Se llevó la bandeja. Charlie oyó el ruido que hizo al dejarla sobre el mostrador de la cocina. Un momento después volvió y se sentó enfrente de ella, en una butaca, con un almohadón detrás de la cabeza.
– ¿Te acuerdas? -le preguntó Eric.
– ¿De qué?
– De lo que te he dicho. Recuérdalo. Siempre te querré, Char.
Y antes de que ella pudiera responder, su marido sacó el revólver de la chaqueta, se metió el cañón en la boca y se voló la tapa de los sesos.
De modo que así era como se sentía uno cuando va a morir, pensó Charlie. Se tiene sensación de flotar. Nada de pánico, que en alguna ocasión había pensado que la invadiría si le comunicaban una sentencia de muerte debida, por ejemplo, a un cáncer de páncreas. En cambio, notaba cierta sensación de entumecimiento, aunque era consciente de cada movimiento: de levantarse del banco, de acercarse al altar, de detenerse ante la imagen de un santo con túnica amarilla y verde para encenderle una vela, y luego de quedarse en el santuario y de comprender que ya no había nada que pedirle a Dios.

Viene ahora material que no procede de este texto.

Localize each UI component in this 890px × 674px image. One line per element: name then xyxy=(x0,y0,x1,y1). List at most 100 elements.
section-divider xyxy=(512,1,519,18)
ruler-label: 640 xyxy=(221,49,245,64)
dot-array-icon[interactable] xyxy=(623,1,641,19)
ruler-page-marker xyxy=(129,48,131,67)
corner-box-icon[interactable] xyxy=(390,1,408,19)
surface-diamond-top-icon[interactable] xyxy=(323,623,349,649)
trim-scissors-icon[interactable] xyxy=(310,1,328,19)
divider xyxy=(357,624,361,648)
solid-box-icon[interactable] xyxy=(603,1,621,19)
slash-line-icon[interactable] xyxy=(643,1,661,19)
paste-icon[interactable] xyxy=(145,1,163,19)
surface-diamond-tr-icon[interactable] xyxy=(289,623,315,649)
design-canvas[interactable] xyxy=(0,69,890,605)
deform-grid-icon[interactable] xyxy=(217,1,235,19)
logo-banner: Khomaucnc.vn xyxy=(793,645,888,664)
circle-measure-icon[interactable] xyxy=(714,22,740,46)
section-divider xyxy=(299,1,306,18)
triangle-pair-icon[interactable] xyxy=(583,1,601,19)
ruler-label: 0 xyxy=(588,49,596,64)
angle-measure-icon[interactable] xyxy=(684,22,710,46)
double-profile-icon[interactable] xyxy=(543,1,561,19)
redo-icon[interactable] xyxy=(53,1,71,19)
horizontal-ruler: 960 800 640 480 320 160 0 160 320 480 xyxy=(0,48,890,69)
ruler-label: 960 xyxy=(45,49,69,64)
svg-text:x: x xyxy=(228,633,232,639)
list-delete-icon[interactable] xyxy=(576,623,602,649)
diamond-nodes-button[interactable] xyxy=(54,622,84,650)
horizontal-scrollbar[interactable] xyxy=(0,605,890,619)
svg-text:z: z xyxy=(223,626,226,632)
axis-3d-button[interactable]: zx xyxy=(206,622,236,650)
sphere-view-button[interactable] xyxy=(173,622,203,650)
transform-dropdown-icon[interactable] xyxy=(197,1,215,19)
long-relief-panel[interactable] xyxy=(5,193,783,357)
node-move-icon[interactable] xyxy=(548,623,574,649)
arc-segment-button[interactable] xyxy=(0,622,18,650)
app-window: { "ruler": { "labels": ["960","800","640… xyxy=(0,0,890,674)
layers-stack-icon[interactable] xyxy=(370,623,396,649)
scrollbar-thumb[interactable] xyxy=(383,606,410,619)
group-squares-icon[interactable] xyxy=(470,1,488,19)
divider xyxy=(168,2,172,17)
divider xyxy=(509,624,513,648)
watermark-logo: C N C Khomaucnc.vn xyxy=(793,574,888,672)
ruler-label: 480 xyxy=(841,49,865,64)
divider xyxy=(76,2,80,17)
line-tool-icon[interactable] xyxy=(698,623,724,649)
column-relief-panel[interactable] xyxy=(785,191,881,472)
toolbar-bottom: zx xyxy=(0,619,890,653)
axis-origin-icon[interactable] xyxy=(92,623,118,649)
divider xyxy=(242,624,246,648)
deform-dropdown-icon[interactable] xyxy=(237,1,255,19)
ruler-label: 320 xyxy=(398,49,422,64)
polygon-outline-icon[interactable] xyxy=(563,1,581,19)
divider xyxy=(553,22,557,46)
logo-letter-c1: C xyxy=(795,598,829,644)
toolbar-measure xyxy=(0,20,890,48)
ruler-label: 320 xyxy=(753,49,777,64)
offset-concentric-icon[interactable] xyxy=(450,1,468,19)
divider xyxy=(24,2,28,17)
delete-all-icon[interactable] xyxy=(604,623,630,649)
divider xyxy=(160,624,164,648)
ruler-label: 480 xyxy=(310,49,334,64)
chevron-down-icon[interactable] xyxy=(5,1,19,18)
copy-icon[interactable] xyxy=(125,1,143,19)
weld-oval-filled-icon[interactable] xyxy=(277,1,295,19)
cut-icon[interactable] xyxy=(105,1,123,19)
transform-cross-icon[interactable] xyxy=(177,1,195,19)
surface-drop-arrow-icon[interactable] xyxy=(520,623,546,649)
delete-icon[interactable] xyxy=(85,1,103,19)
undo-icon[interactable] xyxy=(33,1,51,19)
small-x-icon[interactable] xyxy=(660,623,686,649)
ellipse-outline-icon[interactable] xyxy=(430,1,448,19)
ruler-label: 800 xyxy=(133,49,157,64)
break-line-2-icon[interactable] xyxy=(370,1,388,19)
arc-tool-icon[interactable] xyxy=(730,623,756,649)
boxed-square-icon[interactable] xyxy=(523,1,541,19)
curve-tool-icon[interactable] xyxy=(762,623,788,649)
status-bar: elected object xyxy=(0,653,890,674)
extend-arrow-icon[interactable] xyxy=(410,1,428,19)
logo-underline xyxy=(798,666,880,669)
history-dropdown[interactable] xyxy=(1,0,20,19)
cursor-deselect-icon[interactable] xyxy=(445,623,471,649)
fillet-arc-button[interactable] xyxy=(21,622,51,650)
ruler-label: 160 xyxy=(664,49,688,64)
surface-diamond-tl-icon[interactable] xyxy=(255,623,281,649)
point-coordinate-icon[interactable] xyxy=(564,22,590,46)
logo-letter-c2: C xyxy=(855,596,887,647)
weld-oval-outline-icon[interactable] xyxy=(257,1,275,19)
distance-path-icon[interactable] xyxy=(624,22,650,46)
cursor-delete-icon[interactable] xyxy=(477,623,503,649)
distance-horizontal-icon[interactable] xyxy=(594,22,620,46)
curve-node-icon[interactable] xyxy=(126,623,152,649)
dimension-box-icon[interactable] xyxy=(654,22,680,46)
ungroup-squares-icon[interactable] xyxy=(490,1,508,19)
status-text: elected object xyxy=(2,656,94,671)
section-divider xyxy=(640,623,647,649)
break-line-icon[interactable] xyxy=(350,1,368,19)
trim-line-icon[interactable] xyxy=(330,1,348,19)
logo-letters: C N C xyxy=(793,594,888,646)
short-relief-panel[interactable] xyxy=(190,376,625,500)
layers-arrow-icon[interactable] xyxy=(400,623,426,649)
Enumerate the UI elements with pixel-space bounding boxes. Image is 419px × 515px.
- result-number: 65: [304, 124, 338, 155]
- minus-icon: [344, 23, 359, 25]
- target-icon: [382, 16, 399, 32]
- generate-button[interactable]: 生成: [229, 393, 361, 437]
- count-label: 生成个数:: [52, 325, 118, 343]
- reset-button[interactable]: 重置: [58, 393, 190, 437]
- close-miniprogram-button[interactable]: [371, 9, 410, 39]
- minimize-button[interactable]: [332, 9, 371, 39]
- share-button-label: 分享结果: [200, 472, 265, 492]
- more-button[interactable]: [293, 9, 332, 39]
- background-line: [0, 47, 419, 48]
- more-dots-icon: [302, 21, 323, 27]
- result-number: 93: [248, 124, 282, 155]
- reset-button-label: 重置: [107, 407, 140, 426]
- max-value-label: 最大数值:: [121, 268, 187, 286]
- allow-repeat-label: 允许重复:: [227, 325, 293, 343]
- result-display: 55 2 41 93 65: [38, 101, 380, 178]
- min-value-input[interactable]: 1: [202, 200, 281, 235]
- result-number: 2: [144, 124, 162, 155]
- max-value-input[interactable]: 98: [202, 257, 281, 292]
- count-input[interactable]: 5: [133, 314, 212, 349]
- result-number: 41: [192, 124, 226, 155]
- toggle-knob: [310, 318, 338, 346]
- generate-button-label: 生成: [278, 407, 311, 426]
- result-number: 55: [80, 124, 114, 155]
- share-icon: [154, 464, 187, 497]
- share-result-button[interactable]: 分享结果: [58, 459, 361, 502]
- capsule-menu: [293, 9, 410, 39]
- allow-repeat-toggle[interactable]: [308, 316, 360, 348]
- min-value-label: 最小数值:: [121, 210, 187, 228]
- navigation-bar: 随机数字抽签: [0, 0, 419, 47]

Se preguntó qué habría pensado Eric. Allí estaba él, a los cuarenta y dos años. Habría pensado: «¿Esto es todo? Esto es todo lo que va a ser mi vida a menos que se me presente una oportunidad de cambiarlo todo, de tener más, de ser más, de cabalgar en la cresta de la ola. Veo la oportunidad alzarse ante mí y deseo saber sobre qué orilla va a depositarme». Y también habría pensado: «Si me arriesgo una vez nada más, si corro cierto riesgo… Y en realidad no será demasiado arriesgado si juego bien y lo preveo todo; implico a Sharon Pasternak en el robo del virus, de manera que si alguien la coge sacándolo de Biosyn se la cargará ella y no yo. Haré el papel del que quiere tirar de la manta para que Sharon piense que me mueven motivos altruistas. Me pondré en contacto con alguien a quien le interese la mercancía, pero me aseguraré de que me den una paga y señal, un periodo de tiempo para hacer planes de huida por si la persona con la que he contactado intentase eliminarme. Y luego celebro una segunda reunión para entregar el exantrum, tras lo cual me largo deprisa y cojo un vuelo a… ¿adonde? A Tahití, a Belice, al sur de Francia, a Grecia». Daba igual. Lo que importaba era que las palabras «el resto de mi vida» tendrían un nuevo significado para Eric, más significado del que le habían proporcionado una moto Harley Davidson y un tatuaje en el brazo.
– Eric, Eric -susurró Charlie.
¿Dónde, cuándo y por qué se había descarriado tanto aquel hombre?
Charlie no lo sabía. No lo conocía. No estaba segura ni de conocerse a sí misma.
Salió de la capilla y volvió al coche que había dejado en el aparcamiento, junto a la estación de trenes. Subió al vehículo sintiéndose muy cansada, como si el virus que tenía dentro fuese una presencia que pudiera sentir en las venas. Y estaba allí. Lo sabía sin tener que ir a hacerse un reconocimiento a un hospital ni acercarse a Biosyn para ofrecerse al doctor Cabot como prueba de que su arma de guerra era tan eficaz como él había pensado.